Comment seront réparties les ressources de l’Ile encore vierge dans le sens du développement, cette île prétendue riche en mines de toutes sortes, surtout du côté haïtien ? Sans nul doute, comme toujours, le plus gros morceau ira aux américains (politique de Monroe, première puissance), ensuite une bonne frange reviendra aux chinois (force émergente, déjà très menaçante); et le reste, le gratin, les miettes iront aux dominicains (partenaires idéals) vu leur position). Les haïtiens, eux, seront laissés pour compte parce qu’ils osent demeurer marrons.

Y a-t-il lieu de croire à l’invincibilité d’une nation en ce temps d’apocalypse ? la réponse à cette question est tout à fait hypothétique.

Tandis que Haïti se repose sur ses lauriers, toujours soucieux et jaloux de son bien, cette liberté formelle qui lui vaut son rang d’hérisson pygmée d’Afrique, cela lui vaudra aussi, du coup, à coup sûr, une mort lente jusqu’à la disparition totale si elle ne se réveille pas à temps.

S’il est vrai que la République dominicaine a servi de marchepied pour enterrer et enrayer Haïti de la carte du monde, elle n’a pas agi comme seule intermédiaire, car des complices parmi les nombreux représentants politiques du coté haïtien assument avec fierté leur pleine et entière collaboration dans le complot. Voilà pourquoi le président de facto d’Haïti se maintient au pouvoir et déclare à qui veut l’entendre que, plus jamais, personne après lui n’aura la chance d’accéder au siège de la présidence: « PHTK est le dernier refuge, le dernier des mohicans. » Parce qu’il a tout cédé. Donc, Haïti dans sa forme constitutionnelle n’existe plus.

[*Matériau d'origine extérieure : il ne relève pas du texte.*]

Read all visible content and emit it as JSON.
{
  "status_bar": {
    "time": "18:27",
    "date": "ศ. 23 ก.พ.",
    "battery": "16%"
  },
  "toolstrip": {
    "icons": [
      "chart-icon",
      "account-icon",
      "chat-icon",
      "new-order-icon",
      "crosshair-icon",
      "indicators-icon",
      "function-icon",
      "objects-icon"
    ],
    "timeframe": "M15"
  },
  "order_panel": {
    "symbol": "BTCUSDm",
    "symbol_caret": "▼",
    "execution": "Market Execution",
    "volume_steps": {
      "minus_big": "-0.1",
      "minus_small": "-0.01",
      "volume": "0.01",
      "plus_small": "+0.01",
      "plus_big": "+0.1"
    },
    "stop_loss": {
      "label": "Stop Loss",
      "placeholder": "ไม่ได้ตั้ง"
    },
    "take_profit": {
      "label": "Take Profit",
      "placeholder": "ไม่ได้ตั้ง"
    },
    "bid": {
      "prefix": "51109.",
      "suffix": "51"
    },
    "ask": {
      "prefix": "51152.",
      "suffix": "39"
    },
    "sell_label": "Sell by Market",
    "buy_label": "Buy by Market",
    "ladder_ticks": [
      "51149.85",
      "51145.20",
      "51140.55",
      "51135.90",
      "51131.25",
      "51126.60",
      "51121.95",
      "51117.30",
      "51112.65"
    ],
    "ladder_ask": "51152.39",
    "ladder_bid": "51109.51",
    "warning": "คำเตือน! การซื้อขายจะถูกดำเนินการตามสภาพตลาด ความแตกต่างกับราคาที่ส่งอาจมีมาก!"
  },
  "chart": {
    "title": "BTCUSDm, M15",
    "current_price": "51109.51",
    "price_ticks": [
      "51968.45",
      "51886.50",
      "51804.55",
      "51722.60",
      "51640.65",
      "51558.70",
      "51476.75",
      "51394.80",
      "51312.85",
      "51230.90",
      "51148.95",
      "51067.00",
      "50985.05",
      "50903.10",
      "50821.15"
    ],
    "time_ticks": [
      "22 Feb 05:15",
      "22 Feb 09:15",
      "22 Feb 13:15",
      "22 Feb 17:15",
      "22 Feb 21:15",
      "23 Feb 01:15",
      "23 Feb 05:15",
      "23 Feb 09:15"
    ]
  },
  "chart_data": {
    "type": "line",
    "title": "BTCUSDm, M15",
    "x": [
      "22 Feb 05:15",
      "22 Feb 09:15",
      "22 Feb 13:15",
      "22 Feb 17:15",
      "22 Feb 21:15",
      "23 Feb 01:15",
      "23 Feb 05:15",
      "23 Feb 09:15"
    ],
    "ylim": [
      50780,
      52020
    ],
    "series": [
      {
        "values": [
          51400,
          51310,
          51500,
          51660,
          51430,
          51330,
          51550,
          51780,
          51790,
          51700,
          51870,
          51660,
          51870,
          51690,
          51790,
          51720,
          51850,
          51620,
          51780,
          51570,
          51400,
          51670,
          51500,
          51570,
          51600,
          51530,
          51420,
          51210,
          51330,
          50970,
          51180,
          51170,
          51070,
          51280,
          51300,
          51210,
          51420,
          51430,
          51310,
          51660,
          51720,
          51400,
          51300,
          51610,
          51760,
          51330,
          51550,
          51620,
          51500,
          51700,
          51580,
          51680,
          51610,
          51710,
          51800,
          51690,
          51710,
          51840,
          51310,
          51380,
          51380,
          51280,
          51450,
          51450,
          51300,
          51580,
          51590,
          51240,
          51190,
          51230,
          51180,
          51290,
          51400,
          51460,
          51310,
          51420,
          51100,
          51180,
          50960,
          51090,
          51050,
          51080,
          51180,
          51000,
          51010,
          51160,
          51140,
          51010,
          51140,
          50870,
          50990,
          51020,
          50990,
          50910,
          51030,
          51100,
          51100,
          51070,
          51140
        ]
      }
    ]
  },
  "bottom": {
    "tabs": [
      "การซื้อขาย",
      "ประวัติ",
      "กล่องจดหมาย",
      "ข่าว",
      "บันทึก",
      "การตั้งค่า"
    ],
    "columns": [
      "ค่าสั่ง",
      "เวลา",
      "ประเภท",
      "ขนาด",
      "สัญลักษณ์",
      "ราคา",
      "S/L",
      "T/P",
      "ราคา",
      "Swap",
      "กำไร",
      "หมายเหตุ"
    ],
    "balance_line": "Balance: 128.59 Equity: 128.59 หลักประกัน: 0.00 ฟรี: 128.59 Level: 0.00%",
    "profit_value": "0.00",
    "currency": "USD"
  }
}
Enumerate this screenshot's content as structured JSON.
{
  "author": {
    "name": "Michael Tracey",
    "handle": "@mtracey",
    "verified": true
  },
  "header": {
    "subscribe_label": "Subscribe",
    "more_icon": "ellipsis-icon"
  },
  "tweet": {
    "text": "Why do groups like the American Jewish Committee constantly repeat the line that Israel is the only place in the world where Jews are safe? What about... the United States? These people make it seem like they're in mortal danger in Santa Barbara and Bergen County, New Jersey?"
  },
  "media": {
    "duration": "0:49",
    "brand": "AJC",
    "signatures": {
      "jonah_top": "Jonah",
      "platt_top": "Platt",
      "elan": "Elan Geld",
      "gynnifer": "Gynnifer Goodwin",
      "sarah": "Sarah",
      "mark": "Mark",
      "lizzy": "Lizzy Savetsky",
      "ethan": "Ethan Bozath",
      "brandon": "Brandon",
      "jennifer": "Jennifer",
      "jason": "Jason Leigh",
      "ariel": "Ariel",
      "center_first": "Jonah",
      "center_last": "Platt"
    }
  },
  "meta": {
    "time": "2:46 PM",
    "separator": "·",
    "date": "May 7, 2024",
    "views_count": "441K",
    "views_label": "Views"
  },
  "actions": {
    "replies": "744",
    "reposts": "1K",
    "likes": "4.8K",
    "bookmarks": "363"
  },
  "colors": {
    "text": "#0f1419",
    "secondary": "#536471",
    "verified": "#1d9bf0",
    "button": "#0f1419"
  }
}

L’Ile entière sera redevenue Hispaniola, avec quelques vestiges touristiques et des totems comme références du coté haïtien; un minimum en termes de mieux-être, et toute la gloire ira aux dominicains dont les forces armées sont fortes et représentatives de leurs aspirations.

Dans cette nouvelle ambiance parabolique les haïtiens se verront noyés dans une mer de confusion où ils ne représenteront plus rien, comparé aux autres, la Dominicanie n’a que faire des rejets. Exotiques sans aucun doute, les haïtiens serviront à quelque chose, pour l’histoire mais non pour la vérité cette fois-ci. Ils le seront pour les nombreux touristes qui viendraient voir un peuple déchu et mis au rancart par un voisin qui autrefois était sous sa domination. Selon le goût du maître s’il le désire, au cas où le tambour, le rara et le tafia continuent de faire partie de l’ambiance, ils ne seront pas enchainés.

Rêve de souveraineté anéanti à jamais, les chars carnavalesques assureront la parade avec les progénitures de mickey mouse, chose et homme à la fois pour lequel la vertu masculine se dilue dans les entrailles de la femme. Anesthésie locale et infertilité feront le reste.

S’il reste un dernier effort à faire, il faudrait remonter au fief d’avant 1804, jusqu’au 17 octobre 1806, déterrer l’Empereur, et mettre fin à cette malheureuse aventure, cette tragique comédie aux velléités jalouses des mercenaires du moment. Et pourquoi pas ? joindre du même coup la souveraineté à l’indépendance, une fois pour toutes.